I see no brazen violation of the Webmaster Guidelines demanding a penalty. As far as I know, manual penalties (and their cause) get communicated through Google Webmaster Tools.
What I do see is architectural issues.
http://www.explore.to/usa/ks/alma/
Is an empty page, that is linked to from the homepage. For listing websites: Don't put up pages for which you have no content.
The search result pages are indexable too. Even though the post claims they have blocked these pages in robots.txt, they aren't:
hxxp://www.explore.to/listing/usa/ks/alma/see/arts-entertainment-events/arcades-amusements/
(Won't link as to not pollute your index).
These pages wreak havoc on your crawl budget.
Then on to the issue of original content:
http://www.explore.to/listing/2/the-vagabond-miami.html
This isn't content that will ever perform well in search engines. I'd even go so far as to say these results pollute the search results. They are an address and hopefully a tiny copied description. What added value does this have for a visitor? What added value does this have for a search engine to present high up in the results?
Look at how Yelp or LinkedIn got people to enter content on their listing pages. Or even Yahoo, look at all the widgets added to listings, to increase the content size and relevancy.
You even use Facebook comments (which are not crawled all that well by Googlebot, seeing they are javascript and reside on the Facebook server, not yours). Any user generated content to make pages more unique, you freely donate to Facebook, instead of adding it to your pages in plain text.
Conclusion: No (manual) penalty, but bad non-engaging duplicate content listings combined with a poor site architecture that allows zillions of page combinations with meager to no content on them. The issue is confounded by not making sure your site is canonical:
http://googlewebmastercentral.blogspot.com/2009/02/specify-y...
Site architecture and SEO is massively important for the success or failure of these kinds of websites, and both seem quite poorly thought out at a glance.
If the site is young, the initial boost in rankings (honeymoon period), will decay overtime and settle together with your page authority, content quality etc. If you see a decrease in visitors, you could attribute it to this initial popularity, instead of a penalty. Current visitor numbers might reflect your content / site quality a lot better.
Look at how SEOmoz helped Yelp produce a solid strategy: http://www.quora.com/How-do-StackOverflow-and-Yelp-achieve-s...
Google will parse js to find links to index, but don't count on getting credit for any content you put in there.
Google's users are looking to find information, not looking for a place to contribute it.
Jabbles is certainly right, and listen to blauwbilgorgel too--it's good feedback from typical Google users.

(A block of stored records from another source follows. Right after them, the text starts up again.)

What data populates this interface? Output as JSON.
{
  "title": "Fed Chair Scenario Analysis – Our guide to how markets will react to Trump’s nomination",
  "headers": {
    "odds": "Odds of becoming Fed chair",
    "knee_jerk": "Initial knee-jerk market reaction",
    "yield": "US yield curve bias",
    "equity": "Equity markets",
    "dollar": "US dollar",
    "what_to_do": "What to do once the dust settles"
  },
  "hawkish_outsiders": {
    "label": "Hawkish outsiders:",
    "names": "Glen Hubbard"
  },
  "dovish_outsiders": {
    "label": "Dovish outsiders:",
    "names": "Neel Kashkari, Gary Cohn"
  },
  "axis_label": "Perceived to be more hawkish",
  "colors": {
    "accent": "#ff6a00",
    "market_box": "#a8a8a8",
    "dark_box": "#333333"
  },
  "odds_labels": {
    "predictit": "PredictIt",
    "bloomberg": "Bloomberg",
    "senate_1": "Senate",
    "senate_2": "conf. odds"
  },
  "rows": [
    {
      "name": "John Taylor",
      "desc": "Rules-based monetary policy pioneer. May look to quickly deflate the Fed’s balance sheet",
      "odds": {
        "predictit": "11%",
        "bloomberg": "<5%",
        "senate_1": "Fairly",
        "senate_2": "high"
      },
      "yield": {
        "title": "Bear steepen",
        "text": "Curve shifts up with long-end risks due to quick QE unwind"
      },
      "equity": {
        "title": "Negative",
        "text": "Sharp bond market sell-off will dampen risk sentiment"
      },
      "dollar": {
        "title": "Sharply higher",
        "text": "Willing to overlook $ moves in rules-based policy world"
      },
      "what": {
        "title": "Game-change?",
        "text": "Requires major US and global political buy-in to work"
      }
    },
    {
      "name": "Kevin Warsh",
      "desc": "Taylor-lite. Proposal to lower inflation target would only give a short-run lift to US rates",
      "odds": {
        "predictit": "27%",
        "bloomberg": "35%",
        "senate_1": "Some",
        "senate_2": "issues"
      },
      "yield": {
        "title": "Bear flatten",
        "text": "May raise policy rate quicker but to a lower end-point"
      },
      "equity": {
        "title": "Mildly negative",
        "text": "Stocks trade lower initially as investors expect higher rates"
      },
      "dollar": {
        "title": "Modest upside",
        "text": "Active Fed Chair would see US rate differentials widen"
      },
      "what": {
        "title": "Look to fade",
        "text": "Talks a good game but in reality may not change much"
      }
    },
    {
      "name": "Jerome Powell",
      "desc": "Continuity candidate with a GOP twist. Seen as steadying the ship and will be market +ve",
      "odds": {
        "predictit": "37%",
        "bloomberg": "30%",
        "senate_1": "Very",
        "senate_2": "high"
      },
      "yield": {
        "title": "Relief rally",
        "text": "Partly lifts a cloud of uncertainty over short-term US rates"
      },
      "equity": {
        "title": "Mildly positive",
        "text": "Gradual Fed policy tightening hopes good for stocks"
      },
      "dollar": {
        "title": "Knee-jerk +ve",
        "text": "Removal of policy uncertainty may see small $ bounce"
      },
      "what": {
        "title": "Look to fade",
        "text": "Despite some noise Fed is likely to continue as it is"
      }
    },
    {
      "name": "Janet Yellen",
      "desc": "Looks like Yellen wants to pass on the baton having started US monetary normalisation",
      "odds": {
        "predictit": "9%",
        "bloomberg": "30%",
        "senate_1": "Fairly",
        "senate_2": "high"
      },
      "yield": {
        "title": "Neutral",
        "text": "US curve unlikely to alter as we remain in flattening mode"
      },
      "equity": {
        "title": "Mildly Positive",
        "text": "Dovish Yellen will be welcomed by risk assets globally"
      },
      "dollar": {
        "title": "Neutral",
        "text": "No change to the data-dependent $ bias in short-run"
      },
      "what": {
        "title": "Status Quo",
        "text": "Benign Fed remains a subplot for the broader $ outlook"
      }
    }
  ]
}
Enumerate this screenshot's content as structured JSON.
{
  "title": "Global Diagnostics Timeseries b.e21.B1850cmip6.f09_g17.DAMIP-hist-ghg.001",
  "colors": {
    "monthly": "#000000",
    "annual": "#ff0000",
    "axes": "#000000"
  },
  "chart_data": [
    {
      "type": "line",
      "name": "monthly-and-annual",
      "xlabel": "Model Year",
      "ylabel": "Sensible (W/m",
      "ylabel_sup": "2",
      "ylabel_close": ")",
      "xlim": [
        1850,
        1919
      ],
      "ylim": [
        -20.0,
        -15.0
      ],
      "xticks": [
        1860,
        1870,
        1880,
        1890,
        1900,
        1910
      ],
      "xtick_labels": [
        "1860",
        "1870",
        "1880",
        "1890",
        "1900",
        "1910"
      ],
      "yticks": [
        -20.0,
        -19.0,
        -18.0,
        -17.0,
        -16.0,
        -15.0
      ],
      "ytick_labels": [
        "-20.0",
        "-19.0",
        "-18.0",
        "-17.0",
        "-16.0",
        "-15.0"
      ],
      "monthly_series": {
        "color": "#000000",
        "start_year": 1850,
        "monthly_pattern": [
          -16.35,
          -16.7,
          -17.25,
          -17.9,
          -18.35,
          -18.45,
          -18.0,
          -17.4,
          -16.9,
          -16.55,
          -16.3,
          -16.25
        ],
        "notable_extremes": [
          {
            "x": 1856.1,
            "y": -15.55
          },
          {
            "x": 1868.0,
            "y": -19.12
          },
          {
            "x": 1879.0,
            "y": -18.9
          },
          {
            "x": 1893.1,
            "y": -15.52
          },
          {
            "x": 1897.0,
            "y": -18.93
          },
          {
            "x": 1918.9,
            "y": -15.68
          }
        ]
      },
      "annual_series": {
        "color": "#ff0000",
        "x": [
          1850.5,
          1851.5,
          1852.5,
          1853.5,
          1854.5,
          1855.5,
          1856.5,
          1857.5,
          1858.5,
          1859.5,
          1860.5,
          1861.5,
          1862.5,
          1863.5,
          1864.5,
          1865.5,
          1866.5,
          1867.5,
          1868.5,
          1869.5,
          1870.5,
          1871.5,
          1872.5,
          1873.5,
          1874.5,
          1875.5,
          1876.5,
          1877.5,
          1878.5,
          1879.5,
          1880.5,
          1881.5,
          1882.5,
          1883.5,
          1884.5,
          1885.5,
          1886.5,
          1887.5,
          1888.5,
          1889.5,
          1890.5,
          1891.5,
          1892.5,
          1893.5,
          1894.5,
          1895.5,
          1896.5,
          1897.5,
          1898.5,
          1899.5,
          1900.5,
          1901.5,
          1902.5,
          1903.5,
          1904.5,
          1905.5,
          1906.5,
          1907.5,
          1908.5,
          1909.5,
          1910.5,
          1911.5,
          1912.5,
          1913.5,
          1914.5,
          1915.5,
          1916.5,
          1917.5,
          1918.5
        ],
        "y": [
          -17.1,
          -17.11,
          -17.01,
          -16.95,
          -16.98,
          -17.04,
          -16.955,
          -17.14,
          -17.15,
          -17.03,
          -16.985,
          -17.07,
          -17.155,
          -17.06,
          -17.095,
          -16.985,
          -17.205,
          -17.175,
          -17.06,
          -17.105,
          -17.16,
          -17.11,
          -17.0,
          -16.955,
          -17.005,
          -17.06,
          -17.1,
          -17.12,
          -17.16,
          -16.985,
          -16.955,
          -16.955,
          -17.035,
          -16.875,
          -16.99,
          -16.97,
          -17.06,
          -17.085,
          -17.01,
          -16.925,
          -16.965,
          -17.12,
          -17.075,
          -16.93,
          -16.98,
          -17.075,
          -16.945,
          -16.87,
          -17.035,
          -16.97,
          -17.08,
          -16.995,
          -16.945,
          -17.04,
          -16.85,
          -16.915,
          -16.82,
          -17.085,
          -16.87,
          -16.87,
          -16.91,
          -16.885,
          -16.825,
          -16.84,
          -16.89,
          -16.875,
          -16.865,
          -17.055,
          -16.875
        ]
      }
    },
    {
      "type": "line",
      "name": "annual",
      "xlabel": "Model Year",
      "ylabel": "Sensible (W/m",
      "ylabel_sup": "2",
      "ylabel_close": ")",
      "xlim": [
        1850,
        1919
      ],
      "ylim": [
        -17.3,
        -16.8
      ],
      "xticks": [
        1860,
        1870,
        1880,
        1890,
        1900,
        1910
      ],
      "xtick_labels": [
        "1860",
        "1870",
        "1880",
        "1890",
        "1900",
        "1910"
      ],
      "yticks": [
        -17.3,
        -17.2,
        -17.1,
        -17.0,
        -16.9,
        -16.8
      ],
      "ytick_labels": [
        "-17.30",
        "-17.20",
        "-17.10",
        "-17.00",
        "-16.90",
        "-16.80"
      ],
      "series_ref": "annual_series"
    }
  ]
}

When I clicked down randomly, I got to the category "Body Shops in Bowers, Delaware" only to see "No results were found for the search criteria you requested, we have included web search results for your query" with a link to Google's own search results: http://www.explore.to/listing/usa/de/bowers/see/auto/body-sh...
Users dislike landing on pages with no content, and they also dislike landing on search results from Google's search results--especially if it's Google's own search results.
Once you've removed the no-content pages, you still have many issues. I searched for pizza in New York and the #1 result was in Florida. That's poor quality, but even your #1 listing for pizza in New York had no original content. It was just an address, a phone number (which I had to click again to get?), and a map. Everything looked autogenerated. No reviews, images, comments, hours--anything, really.
So my advice to you would be to step back and ask yourself, "What separates explore.to from the thousands of other sites that just grab or license data from Acxiom or other yellow page data providers? Why would anyone searching on Google want to land on my pages instead of other the tens of thousands of other yellow page sites on the web?" Then concentrate on really pushing on the areas where you can add value for users.
But from Wikipedia/Yellow_Pages:
The term Yellow Pages is not a registered
name within the United States and is freely used by many
companies.
AT&T ... never applied for a trademark on the logo. While
they eventually received a trademark on a different
version of the logo, the version with the three fingers was
not considered by AT&T to be proprietary and they in fact
allowed any telephone directory to use it.Google will actually refuse to take your money.
At least with the organic stuff, you can modify your site.